Une autre erreur fréquente consiste à mélanger l'acétate de calcium avec des solutions inadaptées. Le calcium a une forte tendance à réagir avec certaines formes de phosphate et de sulfate concentrées. Même en l'absence de gros grumeaux visibles, de minuscules précipités peuvent se former et fixer le calcium, le phosphore, ou les deux. Si vous utilisez une méthode de fertilisation en plusieurs étapes, la meilleure solution est de séparer les suppléments de calcium des concentrés de phosphate ou de sulfate, et de ne les mélanger qu'après une forte dilution dans l'eau. Un bon principe à retenir est : « diluer d'abord, puis mélanger ». Par exemple, dans un seau, versez d'abord l'eau, puis mélangez complètement l'acétate de calcium, et enfin ajoutez les autres composants un à un en remuant. Verser du phosphate concentré dans du calcium concentré provoque inévitablement une réaction. Même si la solution semble limpide au départ, elle peut devenir trouble par la suite, signe que les nutriments précipitent et deviennent indisponibles.

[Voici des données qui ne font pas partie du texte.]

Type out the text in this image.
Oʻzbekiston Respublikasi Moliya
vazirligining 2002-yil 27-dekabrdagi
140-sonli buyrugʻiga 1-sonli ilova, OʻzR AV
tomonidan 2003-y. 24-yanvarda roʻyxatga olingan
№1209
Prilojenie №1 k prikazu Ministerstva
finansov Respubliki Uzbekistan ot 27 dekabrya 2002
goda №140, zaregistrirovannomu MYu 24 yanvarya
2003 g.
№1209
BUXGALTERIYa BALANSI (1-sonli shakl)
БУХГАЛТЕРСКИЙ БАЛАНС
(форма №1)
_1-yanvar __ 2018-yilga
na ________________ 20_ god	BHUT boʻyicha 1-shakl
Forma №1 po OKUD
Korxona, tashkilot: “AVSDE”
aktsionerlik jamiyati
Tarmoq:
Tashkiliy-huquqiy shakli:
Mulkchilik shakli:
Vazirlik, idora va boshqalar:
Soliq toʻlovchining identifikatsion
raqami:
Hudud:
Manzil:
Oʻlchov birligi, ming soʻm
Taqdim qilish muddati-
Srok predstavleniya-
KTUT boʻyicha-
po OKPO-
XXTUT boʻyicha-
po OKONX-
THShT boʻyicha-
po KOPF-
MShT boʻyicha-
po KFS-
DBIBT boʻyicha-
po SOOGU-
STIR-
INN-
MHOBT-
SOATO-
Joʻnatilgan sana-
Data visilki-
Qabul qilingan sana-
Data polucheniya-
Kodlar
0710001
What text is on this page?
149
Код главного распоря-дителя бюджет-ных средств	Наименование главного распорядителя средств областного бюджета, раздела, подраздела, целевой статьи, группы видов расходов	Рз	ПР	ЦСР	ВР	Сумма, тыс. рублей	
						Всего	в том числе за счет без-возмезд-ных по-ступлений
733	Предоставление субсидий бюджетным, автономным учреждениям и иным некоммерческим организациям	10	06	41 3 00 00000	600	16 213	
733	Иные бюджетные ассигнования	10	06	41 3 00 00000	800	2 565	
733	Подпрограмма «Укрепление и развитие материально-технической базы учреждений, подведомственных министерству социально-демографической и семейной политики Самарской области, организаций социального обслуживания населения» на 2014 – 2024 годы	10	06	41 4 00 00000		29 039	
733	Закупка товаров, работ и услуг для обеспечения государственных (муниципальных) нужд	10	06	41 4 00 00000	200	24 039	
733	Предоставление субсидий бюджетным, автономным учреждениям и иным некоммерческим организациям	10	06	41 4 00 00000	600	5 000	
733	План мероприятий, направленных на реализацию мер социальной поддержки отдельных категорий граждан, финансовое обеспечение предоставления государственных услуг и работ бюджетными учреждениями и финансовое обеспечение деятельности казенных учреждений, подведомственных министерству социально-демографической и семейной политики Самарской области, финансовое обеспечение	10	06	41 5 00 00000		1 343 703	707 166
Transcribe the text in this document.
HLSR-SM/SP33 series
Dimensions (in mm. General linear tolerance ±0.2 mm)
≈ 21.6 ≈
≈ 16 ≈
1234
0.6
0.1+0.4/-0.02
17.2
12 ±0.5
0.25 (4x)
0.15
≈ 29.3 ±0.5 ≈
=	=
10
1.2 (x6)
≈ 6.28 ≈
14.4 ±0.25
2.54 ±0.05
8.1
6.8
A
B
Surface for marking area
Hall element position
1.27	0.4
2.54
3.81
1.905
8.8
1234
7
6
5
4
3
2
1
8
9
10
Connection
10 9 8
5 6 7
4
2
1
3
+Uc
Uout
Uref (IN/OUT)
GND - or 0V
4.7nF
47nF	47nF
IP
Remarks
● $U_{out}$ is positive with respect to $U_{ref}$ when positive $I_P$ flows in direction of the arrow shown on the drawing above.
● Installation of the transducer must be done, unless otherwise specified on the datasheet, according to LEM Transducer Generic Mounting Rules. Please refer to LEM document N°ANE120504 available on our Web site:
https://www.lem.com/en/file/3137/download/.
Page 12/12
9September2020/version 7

Voyons maintenant concrètement le rôle de l'acétate de calcium dans la plante. Le calcium intervient principalement dans la formation de nouvelles cellules et le renforcement de leurs parois. C'est pourquoi les symptômes apparaissent d'abord sur les bourgeons terminaux, les jeunes feuilles, les nouvelles tiges et les fruits ou fleurs en développement. En cas de carence ou d'obstruction du calcium, les jeunes feuilles peuvent se déformer. Elles peuvent présenter une texture « frisée », des bords recourbés vers le haut ou vers le bas, et une surface bosselée ou irrégulière. Chez certaines plantes, de petites taches brunes, semblables à des éclaboussures ou des taches de rousseur, peuvent apparaître sur les jeunes feuilles. Avec le temps, ces taches peuvent fusionner et former de plus grandes zones nécrosées. Les tiges peuvent également s'affaiblir et la plante peut présenter une vigueur réduite, même si les feuilles plus anciennes semblent en bon état. Ce schéma est important. Si les feuilles plus anciennes sont saines et que seules les nouvelles pousses sont endommagées, une carence en calcium est une piste à explorer.
Les carences en calcium peuvent également se manifester chez les plantes fruitières ou à fleurs par un affaissement localisé des tissus. Les producteurs parlent souvent de « zone molle », où le tissu semble intact jusqu'à ce qu'il se détériore soudainement. En effet, le calcium est essentiel à la cohésion cellulaire. Lorsque les cellules se développent sans suffisamment de calcium, elles ne peuvent maintenir leur structure lors d'une croissance rapide ou de variations d'humidité. L'acétate de calcium peut contribuer à prévenir ces problèmes s'il est utilisé préventivement et si la plante est capable de transporter le calcium. Cependant, là encore, la bonne circulation du calcium dépend fortement d'un arrosage régulier et de racines saines.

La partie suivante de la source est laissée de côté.